レナータの顔色を窺いつつ、そう問いかければ、レナータは再度瞠目した。そして、またすぐに笑顔に戻る。
「アレス。あの時は、私から言い出したんだよ? 嫌な気持ちになるわけないじゃない。あの人のことなんて、あの時はすっかり忘れていたよ」
アレスがほっと安堵したのも束の間、唐突にレナータに抱き寄せられた。そのままレナータの膝の上に乗せられたかと思えば、頬ずりまでされた。白銀の髪に頬をくすぐられ、咄嗟に身じろいだものの、レナータがアレスの身体から離れてくれる気配は露ほどにもなく、ぎゅうぎゅうと抱き竦められる。
「……どうしよう。私、本当にアレスのお嫁さんになっちゃおうかな」
「レナータなら、いつでも嫁に来ていい」
レナータの花嫁姿を想像してみるが、いつもドレスを身に纏っているから、あまり普段のイメージと変わらない。しかし、レナータはそのままでも充分可愛いから、それでいいかと心の中で呟く。
そこで、はっとあることを思い出す。
「……レナータ」
「ん?」
頬ずりをやめ、アレスから僅かに距離を取ったレナータが、不思議そうに小首を傾げる。
「まさか、その格好で街に下りてくるのか?」
それだけは絶対にやめた方がいいと、断言できる。ただでさえ、レナータは人間離れした美貌の持ち主なのに、ドレス姿で街中を歩き回ったりしたら、良くも悪くも目立ってしまう。
アレスが神妙な面持ちで質問した直後、レナータはきょとんと目を瞬かせた。そして、次の瞬間には、くすりと笑みを零した。
「いやいや、さすがにそれはないよ。大丈夫、ちゃんと普通の格好をしてくるから」
レナータは胸を張ってそう主張するものの、どうしてか不安が消えない。アレスには、普通の格好をしているレナータの姿が、全くといっていいほど想像できない。
(レナータの普通って、本当に普通なのか……?)
レナータが持っているドレスは、スカート丈の短いものも多い。中には、ワンピースと呼んでも差し支えのないデザインのものもある。

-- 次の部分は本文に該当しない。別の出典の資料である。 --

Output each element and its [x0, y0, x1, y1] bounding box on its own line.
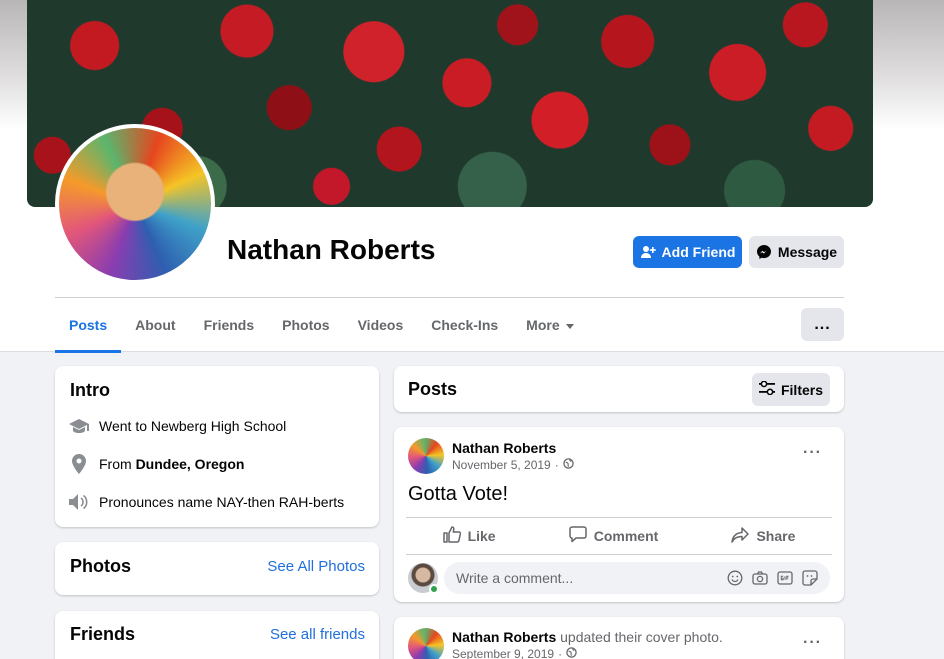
see-all-photos-link[interactable]: See All Photos	[267, 558, 365, 575]
tab-label: Photos	[282, 317, 330, 333]
message-label: Message	[777, 244, 838, 260]
caret-down-icon	[565, 317, 574, 333]
online-status-indicator	[429, 584, 439, 594]
location-text: From Dundee, Oregon	[99, 456, 244, 472]
post-date: November 5, 2019 ·	[452, 458, 574, 472]
tab-more[interactable]: More	[512, 298, 587, 352]
location-link[interactable]: Dundee, Oregon	[136, 456, 245, 472]
filters-button[interactable]: Filters	[752, 373, 830, 406]
post-author-name[interactable]: Nathan Roberts	[452, 629, 556, 645]
post-author-avatar[interactable]	[408, 628, 444, 659]
location-prefix: From	[99, 456, 132, 472]
profile-more-options-button[interactable]: ...	[801, 308, 844, 341]
location-pin-icon	[69, 454, 89, 474]
friends-card: Friends See all friends	[55, 611, 379, 659]
comment-placeholder: Write a comment...	[456, 570, 574, 586]
comment-label: Comment	[593, 528, 659, 544]
tab-posts[interactable]: Posts	[55, 298, 122, 353]
tab-label: Check-Ins	[431, 317, 499, 333]
post-activity-text: updated their cover photo.	[560, 629, 723, 645]
profile-picture-frame[interactable]	[55, 124, 215, 284]
share-button[interactable]: Share	[731, 519, 795, 553]
add-friend-icon	[640, 244, 656, 260]
friends-title: Friends	[70, 624, 136, 644]
tab-label: Posts	[69, 317, 108, 333]
share-arrow-icon	[731, 526, 750, 546]
pronunciation-text: Pronounces name NAY-then RAH-berts	[99, 494, 345, 510]
comment-button[interactable]: Comment	[569, 519, 659, 553]
current-user-avatar[interactable]	[408, 563, 439, 594]
globe-icon	[563, 458, 574, 472]
share-label: Share	[756, 528, 796, 544]
emoji-icon[interactable]	[727, 570, 743, 586]
post-date: September 9, 2019 ·	[452, 647, 577, 659]
tab-label: Friends	[203, 317, 255, 333]
ellipsis-icon: ...	[814, 315, 831, 333]
profile-tabs: Posts About Friends Photos Videos Check-…	[55, 298, 588, 353]
add-friend-button[interactable]: Add Friend	[633, 236, 742, 268]
tab-label: About	[135, 317, 176, 333]
filters-label: Filters	[780, 381, 823, 398]
add-friend-label: Add Friend	[661, 244, 736, 260]
post-options-icon[interactable]: ···	[803, 444, 822, 462]
post: Nathan Roberts updated their cover photo…	[394, 617, 844, 659]
post-actions: Like Comment Share	[406, 519, 832, 553]
tab-friends[interactable]: Friends	[190, 298, 269, 352]
profile-picture[interactable]	[59, 128, 211, 280]
intro-location: From Dundee, Oregon	[69, 454, 244, 474]
post-divider	[406, 554, 832, 555]
intro-title: Intro	[70, 380, 110, 400]
gif-icon[interactable]	[777, 571, 793, 585]
globe-icon	[566, 647, 577, 659]
intro-pronunciation: Pronounces name NAY-then RAH-berts	[69, 492, 344, 512]
education-text: Went to Newberg High School	[99, 418, 287, 434]
tab-label: Videos	[357, 317, 404, 333]
post-date-text[interactable]: November 5, 2019	[452, 458, 551, 472]
tab-videos[interactable]: Videos	[344, 298, 418, 352]
comment-tools	[727, 570, 818, 586]
post-text: Gotta Vote!	[408, 483, 509, 505]
posts-header-card: Posts Filters	[394, 366, 844, 412]
intro-education: Went to Newberg High School	[69, 416, 286, 436]
see-all-friends-link[interactable]: See all friends	[270, 626, 365, 643]
comment-input[interactable]: Write a comment...	[444, 562, 830, 594]
tab-check-ins[interactable]: Check-Ins	[417, 298, 512, 352]
posts-title: Posts	[408, 379, 458, 399]
post-divider	[406, 517, 832, 518]
photos-card: Photos See All Photos	[55, 542, 379, 595]
comment-composer: Write a comment...	[408, 562, 830, 594]
post: Nathan Roberts November 5, 2019 · ··· Go…	[394, 427, 844, 602]
sliders-icon	[758, 380, 775, 398]
intro-card: Intro Went to Newberg High School From D…	[55, 366, 379, 527]
comment-bubble-icon	[569, 526, 587, 546]
photos-title: Photos	[70, 556, 131, 576]
like-button[interactable]: Like	[442, 519, 496, 553]
post-date-text[interactable]: September 9, 2019	[452, 647, 554, 659]
post-options-icon[interactable]: ···	[803, 634, 822, 652]
dot-separator: ·	[558, 647, 563, 659]
profile-name: Nathan Roberts	[227, 234, 436, 265]
messenger-icon	[756, 244, 772, 260]
post-author-line: Nathan Roberts updated their cover photo…	[452, 629, 723, 645]
camera-icon[interactable]	[752, 571, 768, 585]
tab-label: More	[526, 317, 560, 333]
like-label: Like	[467, 528, 496, 544]
sticker-icon[interactable]	[802, 570, 818, 586]
post-author-avatar[interactable]	[408, 438, 444, 474]
post-author-name[interactable]: Nathan Roberts	[452, 440, 556, 456]
graduation-cap-icon	[69, 416, 89, 436]
speaker-icon	[69, 492, 89, 512]
thumbs-up-icon	[442, 526, 461, 546]
tab-photos[interactable]: Photos	[268, 298, 343, 352]
message-button[interactable]: Message	[749, 236, 844, 268]
tab-about[interactable]: About	[121, 298, 189, 352]
dot-separator: ·	[554, 458, 559, 472]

だから、まさかワンピースに近いデザインのドレスを着てくるのではないかと、内心戦々恐々としているアレスに、気づいているのか、いないのか、レナータは微笑みを絶やさない。
「それでね、アレスさえよければ、明日街に行きたいなあって思っているんだけど、アレス、何か予定とかある?」
「……ない、明日で大丈夫」
約束の日は明日で大丈夫なのだが、レナータの服装が大丈夫なのかどうかが心配だ。
「よかったあ。じゃあ明日、お昼前に広場の天文時計の前で待ち合わせするのは、どうかな?」
「うん、大丈夫」
広場にある天文時計は非常に目立つから、アレスでもよく分かる。
アレスがこくりと頷くと、レナータは場が華やぐような笑みを浮かべた。
「明日が、楽しみだなあ。明日も、いい天気になるといいね」
レナータの服装を心配していたアレスだったが、その笑顔を見ているうちに、次第にあまり気にならなくなってきた。どんな格好をしていても、レナータはレナータなのだから、それでいいと思えてきた。
三百年ぶりの街歩きが、レナータにとっていい思い出になって欲しい。だからアレスも、明日も今日みたいないい天気になりますようにと、レナータに倣って願った。